Он был очень любознателен и хотел увидеть в Берлине все, но «всем» для него были люди, причем люди самые разные, а не только те, что вращались в изысканных аристократических ресторанах. Больше всего ему нравилось обедать у Ашингера, мы стояли рядом и не спеша ели гороховый суп. Он оглядывал зал своими круглыми глазами за толстенными стеклами очков, разглядывал каждого в отдельности и всех вместе и никак не мог наглядеться. Когда суп кончался, он недовольно морщился, ему хотелось, чтобы тарелка была бездонной, он жаждал одного — наблюдать и наблюдать. Люди приходили и уходили, наблюдать было за кем. Мне еще не приходилось видеть человека, который бы с такой страстью отдавался наблюдению, оставаясь при этом совершенно спокойным. Менялись люди — и беспрерывно менялось выражение его глаз. Он замечал все и ко всему относился с одинаковой серьезностью, ему было интересно и обыденное, и необыкновенное. Скучал он только среди тех, кто пиршествовал у Шванеке или у Шлихтера. Входя, он отыскивал меня глазами и усаживался рядом со мной. Долго он, однако, не выдерживал и очень скоро предлагал: «Пошли к Ашингеру!» И с кем бы я в это время ни сидел, его предложение я воспринимал как высочайшую в тогдашнем Берлине честь для себя, поднимался и шел с ним.

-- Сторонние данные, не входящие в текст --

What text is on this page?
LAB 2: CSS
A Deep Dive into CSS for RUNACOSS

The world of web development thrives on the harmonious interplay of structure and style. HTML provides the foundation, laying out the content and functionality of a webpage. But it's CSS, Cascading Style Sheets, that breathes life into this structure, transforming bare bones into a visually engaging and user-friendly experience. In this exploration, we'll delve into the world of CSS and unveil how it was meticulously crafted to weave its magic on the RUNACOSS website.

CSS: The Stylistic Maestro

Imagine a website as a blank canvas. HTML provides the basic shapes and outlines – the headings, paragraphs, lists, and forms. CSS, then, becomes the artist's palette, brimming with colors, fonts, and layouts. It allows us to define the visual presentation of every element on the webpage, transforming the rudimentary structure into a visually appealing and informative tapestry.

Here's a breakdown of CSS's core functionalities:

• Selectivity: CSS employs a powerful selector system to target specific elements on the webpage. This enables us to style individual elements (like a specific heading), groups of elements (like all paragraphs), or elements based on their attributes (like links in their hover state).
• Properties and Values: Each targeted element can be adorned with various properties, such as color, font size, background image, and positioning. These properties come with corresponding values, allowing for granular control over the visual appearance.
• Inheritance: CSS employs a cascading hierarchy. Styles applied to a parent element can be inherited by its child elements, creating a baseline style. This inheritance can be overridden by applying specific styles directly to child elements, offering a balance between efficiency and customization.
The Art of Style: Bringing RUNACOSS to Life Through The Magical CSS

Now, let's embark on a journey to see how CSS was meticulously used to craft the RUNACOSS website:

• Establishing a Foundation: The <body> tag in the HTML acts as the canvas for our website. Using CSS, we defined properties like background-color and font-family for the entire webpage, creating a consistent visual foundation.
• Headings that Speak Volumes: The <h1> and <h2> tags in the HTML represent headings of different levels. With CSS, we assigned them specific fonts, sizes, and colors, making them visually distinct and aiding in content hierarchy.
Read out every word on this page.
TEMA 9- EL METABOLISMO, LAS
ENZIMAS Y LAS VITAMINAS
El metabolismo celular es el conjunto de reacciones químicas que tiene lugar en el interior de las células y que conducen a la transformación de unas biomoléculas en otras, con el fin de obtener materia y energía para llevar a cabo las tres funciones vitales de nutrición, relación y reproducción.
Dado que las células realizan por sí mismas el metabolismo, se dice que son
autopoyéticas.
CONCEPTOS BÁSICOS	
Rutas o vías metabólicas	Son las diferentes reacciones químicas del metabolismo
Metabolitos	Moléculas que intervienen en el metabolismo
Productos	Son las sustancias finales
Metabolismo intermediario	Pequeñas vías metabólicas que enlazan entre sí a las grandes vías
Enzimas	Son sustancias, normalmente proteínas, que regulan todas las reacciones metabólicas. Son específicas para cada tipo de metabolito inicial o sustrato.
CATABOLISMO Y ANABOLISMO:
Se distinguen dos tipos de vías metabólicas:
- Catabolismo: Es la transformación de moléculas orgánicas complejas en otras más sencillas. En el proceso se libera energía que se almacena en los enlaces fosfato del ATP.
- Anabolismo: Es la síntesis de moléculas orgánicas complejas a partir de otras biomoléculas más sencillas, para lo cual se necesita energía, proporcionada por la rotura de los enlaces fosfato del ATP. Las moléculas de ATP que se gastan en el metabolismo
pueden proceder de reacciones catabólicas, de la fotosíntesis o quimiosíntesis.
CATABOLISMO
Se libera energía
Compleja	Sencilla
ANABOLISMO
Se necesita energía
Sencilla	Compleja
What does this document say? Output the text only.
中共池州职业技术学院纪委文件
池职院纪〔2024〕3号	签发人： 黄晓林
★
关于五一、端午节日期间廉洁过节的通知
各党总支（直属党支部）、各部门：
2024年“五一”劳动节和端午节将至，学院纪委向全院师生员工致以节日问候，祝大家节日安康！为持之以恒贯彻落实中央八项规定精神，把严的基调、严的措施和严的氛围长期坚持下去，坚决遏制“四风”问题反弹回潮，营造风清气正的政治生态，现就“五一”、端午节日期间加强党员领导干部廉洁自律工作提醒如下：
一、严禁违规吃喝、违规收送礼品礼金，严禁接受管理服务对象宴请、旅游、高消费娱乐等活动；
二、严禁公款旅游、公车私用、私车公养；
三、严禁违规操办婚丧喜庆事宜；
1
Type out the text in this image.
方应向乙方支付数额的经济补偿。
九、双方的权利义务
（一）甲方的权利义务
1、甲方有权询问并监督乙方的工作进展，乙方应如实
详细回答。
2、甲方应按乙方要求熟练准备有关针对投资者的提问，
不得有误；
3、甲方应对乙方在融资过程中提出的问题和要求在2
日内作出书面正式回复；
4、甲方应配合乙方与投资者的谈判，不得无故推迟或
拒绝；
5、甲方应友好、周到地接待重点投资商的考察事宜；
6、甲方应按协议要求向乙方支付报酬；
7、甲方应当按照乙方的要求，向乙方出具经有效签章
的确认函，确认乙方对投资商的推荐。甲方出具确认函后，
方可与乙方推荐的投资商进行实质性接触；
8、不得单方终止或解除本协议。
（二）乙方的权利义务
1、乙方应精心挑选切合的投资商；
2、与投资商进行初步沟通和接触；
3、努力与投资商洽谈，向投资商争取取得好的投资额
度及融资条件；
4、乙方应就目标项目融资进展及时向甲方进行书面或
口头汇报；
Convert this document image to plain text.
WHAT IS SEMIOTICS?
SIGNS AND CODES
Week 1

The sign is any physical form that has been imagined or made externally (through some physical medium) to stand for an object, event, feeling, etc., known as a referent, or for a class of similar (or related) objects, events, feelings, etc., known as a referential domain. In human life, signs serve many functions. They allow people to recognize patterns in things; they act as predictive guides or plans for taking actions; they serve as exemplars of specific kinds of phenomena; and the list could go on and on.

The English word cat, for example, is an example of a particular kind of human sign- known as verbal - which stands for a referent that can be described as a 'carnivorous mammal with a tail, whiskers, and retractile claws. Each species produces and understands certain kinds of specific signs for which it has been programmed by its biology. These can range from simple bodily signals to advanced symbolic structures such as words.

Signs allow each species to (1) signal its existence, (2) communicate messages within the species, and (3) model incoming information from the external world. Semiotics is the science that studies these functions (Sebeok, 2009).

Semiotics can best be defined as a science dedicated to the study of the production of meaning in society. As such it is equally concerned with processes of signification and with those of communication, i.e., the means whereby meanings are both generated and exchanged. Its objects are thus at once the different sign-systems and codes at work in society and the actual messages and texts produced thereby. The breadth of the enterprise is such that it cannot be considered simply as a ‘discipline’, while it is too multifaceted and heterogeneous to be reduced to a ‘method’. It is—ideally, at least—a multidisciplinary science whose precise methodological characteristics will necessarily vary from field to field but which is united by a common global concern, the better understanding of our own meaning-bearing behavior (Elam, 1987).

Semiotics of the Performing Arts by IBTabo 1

Однако, произнося слово «Ашингер», он осуждал не расточительство шикарных ресторанов. Его отталкивала павлинья самовлюбленность людей искусства. Каждый выпендривался как мог, воздух был буквально насыщен бездушным тщеславием. Сам он был человеком широкой души, и, чтобы быстрее попасть к Ашингеру, он брал такси, даже если ехать было совсем недалеко, а когда дело доходило до расчета, он стремительно подсаживался к шоферу и объяснял мне с изысканной вежливостью, почему именно он должен платить. По его словам, он только что получил большую сумму денег, которые не имело смысла брать с собой, их нужно было потратить в Берлине, и хотя я догадывался, что все это неправда, я заставлял себя верить ему, потому что меня восхищало его великодушие. Он даже не заикнулся о том, о чем не мог не подумать: что я скорее всего студент и вряд ли что-либо зарабатываю. Я признался, что еще ничего не опубликовал. «Ничего, успеется», — сказал он таким тоном, будто желание быстрее напечататься считал позором. Я думаю, он потому проявил ко мне интерес, что среди сплошных самовосхвалений воспринимал мое смущение как свое собственное. Я мало говорил в его присутствии, значительно меньше, чем в присутствии других. Да и он не отличался разговорчивостью, предпочитая разглядывать людей. Словоохотливее он становился, когда речь заходила о французской литературе. Стендаля и Мопассана он ставил выше всех.